Nós os quatro

Este foi o ano em que deixei de ter filhas bebés. Ia dizer que não sei como isto se deu, mas é mentira. Tudo começou com o desfralde da Alice e a decisão da própria em dar as suas duzentas chuchas às gaivotas que um dia sobrevoaram a nossa casa, menos a chucha preferida que guardou para dar ao Pai Natal. Um dia, depois do cinema, viu o Pai Natal num centro comercial e quis ir dar-lhe a chucha. Previ noites horríveis de choro desalmado a implorar pela chucha, mas isso nunca aconteceu. Nunca, o que é mais uma prova de que os filhos nos surpreendem e têm mais força do que a que vemos neles, os nossos eternos bebés que vão precisar sempre da nossa ajuda e protecção. A mais velha, que entrou este ano na escola e desabrochou, já fez 6 anos. Com a idade chegam também as perguntas difíceis (sobre tornados e assim) e o entendimento de como funciona o mundo, como por exemplo, os Pais Natal dos centros comerciais são só avozinhos e se calhar até são os pais que nos compram as prendas (mais perguntas difíceis). Pergunta-nos ainda quando é que pode começar a ir sozinha para a escola para poder ter um telemóvel. Ai.

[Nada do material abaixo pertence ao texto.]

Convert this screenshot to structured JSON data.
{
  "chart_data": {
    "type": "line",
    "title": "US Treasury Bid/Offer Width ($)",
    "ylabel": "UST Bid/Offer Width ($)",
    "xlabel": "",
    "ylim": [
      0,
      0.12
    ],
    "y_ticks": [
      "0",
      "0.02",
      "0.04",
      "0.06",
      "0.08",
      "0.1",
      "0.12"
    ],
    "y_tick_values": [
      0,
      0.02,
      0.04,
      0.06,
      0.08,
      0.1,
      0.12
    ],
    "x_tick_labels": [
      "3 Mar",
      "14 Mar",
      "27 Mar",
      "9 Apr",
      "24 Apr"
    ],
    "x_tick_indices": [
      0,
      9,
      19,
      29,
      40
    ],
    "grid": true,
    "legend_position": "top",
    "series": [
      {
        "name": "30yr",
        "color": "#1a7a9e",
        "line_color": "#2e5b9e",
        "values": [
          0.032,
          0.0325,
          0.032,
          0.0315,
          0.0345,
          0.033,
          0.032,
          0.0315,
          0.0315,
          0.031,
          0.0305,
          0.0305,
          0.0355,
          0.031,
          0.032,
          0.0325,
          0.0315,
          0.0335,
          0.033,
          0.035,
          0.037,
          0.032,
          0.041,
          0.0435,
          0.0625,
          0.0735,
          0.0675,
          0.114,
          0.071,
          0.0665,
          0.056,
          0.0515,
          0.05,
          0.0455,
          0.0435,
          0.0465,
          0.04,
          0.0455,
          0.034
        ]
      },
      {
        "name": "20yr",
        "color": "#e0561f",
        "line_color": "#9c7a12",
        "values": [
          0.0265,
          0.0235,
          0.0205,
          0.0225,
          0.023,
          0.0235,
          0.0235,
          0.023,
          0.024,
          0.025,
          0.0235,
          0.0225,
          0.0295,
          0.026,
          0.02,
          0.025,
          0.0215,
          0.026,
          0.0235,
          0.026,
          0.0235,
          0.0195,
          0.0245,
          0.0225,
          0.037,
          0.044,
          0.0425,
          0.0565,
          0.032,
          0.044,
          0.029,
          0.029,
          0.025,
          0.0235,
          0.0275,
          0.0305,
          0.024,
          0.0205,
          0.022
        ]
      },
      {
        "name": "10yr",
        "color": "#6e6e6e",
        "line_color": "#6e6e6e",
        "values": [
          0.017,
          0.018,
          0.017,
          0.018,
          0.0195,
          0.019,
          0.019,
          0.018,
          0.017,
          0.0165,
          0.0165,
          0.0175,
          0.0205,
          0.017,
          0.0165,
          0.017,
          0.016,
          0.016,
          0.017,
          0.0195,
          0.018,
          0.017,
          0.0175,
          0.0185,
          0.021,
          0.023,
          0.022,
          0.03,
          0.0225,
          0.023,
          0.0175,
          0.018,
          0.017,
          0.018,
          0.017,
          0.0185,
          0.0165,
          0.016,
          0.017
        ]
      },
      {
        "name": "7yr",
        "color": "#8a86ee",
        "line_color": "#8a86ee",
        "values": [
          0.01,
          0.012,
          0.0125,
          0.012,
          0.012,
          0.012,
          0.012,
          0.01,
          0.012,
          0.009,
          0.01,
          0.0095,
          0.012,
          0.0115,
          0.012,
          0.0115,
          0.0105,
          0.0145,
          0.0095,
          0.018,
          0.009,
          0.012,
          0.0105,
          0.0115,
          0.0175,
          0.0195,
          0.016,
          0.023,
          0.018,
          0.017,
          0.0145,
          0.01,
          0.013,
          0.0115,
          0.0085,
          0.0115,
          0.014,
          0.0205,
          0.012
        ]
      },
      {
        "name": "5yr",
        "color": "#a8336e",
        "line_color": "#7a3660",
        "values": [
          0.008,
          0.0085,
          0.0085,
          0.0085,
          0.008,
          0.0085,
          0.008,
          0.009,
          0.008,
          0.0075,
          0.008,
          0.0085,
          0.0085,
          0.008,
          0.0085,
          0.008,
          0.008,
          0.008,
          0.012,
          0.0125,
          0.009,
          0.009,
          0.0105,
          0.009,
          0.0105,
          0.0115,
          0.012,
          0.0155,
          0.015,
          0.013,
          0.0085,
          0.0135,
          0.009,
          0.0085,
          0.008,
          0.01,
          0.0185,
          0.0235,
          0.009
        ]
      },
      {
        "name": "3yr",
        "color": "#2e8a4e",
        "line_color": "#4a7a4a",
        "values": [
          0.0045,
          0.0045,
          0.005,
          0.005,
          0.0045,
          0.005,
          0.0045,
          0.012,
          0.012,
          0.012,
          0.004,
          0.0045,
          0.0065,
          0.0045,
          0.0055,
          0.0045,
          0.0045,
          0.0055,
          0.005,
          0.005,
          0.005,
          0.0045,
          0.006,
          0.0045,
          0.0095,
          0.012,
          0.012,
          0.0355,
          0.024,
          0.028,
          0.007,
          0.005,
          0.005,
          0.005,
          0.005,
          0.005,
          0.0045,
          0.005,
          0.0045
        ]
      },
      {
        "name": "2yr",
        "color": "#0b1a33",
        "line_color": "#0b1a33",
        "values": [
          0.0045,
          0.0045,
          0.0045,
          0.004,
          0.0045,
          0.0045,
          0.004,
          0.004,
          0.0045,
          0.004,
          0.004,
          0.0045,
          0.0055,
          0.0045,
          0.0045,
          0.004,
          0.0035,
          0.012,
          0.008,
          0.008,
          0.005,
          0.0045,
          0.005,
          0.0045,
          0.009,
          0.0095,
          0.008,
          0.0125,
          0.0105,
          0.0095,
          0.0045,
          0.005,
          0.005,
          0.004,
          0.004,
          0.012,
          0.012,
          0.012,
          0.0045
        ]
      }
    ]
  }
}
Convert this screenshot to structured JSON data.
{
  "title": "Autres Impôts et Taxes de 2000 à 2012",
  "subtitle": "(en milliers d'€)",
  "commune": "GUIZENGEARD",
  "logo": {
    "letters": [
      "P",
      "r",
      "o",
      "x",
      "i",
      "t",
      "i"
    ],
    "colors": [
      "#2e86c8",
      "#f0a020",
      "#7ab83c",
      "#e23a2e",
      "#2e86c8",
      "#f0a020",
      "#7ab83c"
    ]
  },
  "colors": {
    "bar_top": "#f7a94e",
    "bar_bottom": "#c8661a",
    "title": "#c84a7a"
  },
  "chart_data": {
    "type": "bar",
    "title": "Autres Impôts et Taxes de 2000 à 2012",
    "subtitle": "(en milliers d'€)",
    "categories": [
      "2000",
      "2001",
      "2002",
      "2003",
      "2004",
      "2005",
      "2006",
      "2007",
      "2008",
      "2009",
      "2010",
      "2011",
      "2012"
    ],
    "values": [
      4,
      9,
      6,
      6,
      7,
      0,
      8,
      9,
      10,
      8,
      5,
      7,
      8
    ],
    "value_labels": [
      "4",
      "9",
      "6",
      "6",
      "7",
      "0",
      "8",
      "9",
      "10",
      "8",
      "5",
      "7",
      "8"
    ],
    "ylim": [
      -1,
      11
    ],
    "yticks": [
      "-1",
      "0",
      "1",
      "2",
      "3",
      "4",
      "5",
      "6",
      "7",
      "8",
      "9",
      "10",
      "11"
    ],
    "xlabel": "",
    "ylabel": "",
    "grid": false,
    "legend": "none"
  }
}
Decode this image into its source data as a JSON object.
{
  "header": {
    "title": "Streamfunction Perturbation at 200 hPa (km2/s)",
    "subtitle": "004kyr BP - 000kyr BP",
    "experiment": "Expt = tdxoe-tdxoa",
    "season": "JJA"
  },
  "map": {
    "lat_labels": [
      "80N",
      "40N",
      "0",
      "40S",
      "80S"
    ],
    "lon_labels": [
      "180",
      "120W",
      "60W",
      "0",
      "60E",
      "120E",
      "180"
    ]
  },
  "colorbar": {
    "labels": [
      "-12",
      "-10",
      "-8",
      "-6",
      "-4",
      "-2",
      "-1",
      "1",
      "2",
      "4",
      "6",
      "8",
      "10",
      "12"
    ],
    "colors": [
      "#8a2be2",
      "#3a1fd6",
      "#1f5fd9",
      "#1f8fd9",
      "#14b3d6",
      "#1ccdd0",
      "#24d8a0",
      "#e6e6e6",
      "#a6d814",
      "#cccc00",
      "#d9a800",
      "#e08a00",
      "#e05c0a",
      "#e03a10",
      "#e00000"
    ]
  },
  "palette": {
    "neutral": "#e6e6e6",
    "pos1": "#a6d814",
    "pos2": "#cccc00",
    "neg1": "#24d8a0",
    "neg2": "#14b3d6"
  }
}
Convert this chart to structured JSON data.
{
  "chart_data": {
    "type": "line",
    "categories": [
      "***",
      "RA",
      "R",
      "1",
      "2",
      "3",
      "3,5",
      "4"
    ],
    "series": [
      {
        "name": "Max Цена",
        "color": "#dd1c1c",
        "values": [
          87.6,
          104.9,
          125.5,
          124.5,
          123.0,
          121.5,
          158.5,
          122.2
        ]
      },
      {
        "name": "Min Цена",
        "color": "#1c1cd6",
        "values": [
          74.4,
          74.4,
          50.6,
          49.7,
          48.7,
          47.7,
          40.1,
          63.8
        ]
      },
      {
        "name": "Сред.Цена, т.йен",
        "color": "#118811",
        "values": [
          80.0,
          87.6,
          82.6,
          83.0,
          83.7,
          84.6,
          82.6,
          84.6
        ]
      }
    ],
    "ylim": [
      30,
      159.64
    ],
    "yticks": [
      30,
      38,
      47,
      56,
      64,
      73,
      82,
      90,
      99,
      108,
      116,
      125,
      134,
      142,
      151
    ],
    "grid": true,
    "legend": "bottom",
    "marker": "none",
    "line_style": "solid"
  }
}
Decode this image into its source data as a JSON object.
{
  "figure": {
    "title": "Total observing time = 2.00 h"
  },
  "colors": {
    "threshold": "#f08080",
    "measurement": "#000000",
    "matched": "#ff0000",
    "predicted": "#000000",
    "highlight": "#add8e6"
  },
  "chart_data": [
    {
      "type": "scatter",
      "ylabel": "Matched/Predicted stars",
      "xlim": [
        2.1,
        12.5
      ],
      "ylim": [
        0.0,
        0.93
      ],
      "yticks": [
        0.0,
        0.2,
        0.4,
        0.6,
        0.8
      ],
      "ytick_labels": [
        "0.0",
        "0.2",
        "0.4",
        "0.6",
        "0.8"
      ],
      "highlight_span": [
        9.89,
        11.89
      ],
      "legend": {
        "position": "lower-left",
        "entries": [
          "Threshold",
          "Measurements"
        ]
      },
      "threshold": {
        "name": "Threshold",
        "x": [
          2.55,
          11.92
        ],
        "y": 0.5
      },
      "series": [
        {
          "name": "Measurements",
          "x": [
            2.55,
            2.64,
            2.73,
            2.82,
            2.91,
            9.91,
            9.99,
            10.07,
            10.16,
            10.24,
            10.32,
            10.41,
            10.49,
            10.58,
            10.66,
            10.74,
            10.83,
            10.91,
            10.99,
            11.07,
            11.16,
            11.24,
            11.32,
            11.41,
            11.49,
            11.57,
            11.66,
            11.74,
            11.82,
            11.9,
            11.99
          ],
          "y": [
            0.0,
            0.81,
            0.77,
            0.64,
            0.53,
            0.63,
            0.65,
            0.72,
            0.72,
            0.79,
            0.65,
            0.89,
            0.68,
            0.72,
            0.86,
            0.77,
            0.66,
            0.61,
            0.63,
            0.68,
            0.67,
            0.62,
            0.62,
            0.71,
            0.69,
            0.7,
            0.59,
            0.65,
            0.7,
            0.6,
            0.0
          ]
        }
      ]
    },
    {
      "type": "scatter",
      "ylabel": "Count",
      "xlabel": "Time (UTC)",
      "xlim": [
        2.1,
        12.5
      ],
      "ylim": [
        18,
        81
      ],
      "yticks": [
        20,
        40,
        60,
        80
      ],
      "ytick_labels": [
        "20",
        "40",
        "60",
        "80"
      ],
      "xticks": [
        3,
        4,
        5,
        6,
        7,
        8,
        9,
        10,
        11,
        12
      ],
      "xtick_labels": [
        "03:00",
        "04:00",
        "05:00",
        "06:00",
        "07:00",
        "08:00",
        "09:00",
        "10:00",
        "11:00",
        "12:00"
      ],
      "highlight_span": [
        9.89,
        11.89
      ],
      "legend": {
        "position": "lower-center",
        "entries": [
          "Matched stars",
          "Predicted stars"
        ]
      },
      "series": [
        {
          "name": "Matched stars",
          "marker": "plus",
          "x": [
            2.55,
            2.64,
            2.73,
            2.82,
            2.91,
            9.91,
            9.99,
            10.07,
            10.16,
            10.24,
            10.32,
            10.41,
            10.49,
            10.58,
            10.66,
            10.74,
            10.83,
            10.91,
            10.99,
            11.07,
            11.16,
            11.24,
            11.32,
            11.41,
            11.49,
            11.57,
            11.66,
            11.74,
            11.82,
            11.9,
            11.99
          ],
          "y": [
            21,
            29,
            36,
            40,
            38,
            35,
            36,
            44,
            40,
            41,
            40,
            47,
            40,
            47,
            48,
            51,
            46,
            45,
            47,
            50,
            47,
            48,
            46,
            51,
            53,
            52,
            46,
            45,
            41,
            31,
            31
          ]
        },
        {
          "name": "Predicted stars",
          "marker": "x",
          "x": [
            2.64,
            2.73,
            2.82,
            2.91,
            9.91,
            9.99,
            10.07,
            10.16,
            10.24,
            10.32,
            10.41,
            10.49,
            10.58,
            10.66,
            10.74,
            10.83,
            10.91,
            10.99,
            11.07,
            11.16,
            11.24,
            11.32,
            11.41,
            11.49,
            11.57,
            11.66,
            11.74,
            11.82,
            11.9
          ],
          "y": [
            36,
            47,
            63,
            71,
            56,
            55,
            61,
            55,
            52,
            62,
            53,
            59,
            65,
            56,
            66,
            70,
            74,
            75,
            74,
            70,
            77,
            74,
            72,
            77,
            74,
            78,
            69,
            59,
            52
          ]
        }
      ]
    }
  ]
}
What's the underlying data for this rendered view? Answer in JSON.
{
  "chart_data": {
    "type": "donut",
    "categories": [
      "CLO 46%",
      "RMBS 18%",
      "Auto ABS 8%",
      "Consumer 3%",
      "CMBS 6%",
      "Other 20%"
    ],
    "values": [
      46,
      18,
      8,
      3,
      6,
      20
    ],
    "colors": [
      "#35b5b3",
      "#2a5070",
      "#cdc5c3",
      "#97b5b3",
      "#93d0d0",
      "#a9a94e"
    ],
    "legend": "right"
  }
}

Entramos numa fase gira: a fase dos jogos de tabuleiro depois do jantar e das histórias que ela já quer ler sozinha. Cada vez se entretêm melhor as duas, cada vez gostam mais uma da outra mas, às vezes, também se picam e irritam. É normal, dir-me-ão vocês, e com direito que não tive irmãos. São diferentes, elas. Se a mais velha é mandona, a mais nova já não deixa que lhe façam farinha. E nós, que às vezes parecemos meros peões neste jogo de forças, temos de as ir deixando resolver os seus problemas sozinhas, mesmo que às vezes pareçam problemas sem fim nem solução. O fim do mundo. A calamidade.

Há uns tempos achei que ainda faltava alguém nas fotografias. Mas hoje em dia não estou tão certa. Talvez quando a mais nova me deixar de pedir colinho (“Eu quero a ti”) me volte a coragem que me tem faltado. Ou se calhar não é uma questão de coragem, mas só de vontade. Vou adiando o desejo de ter outro bebé, porque às vezes, penso mesmo que se melhorar, estraga. E vou deixando que esta decisão difícil escorra pelos dedos como areia da praia. Somos capazes de estar bem assim.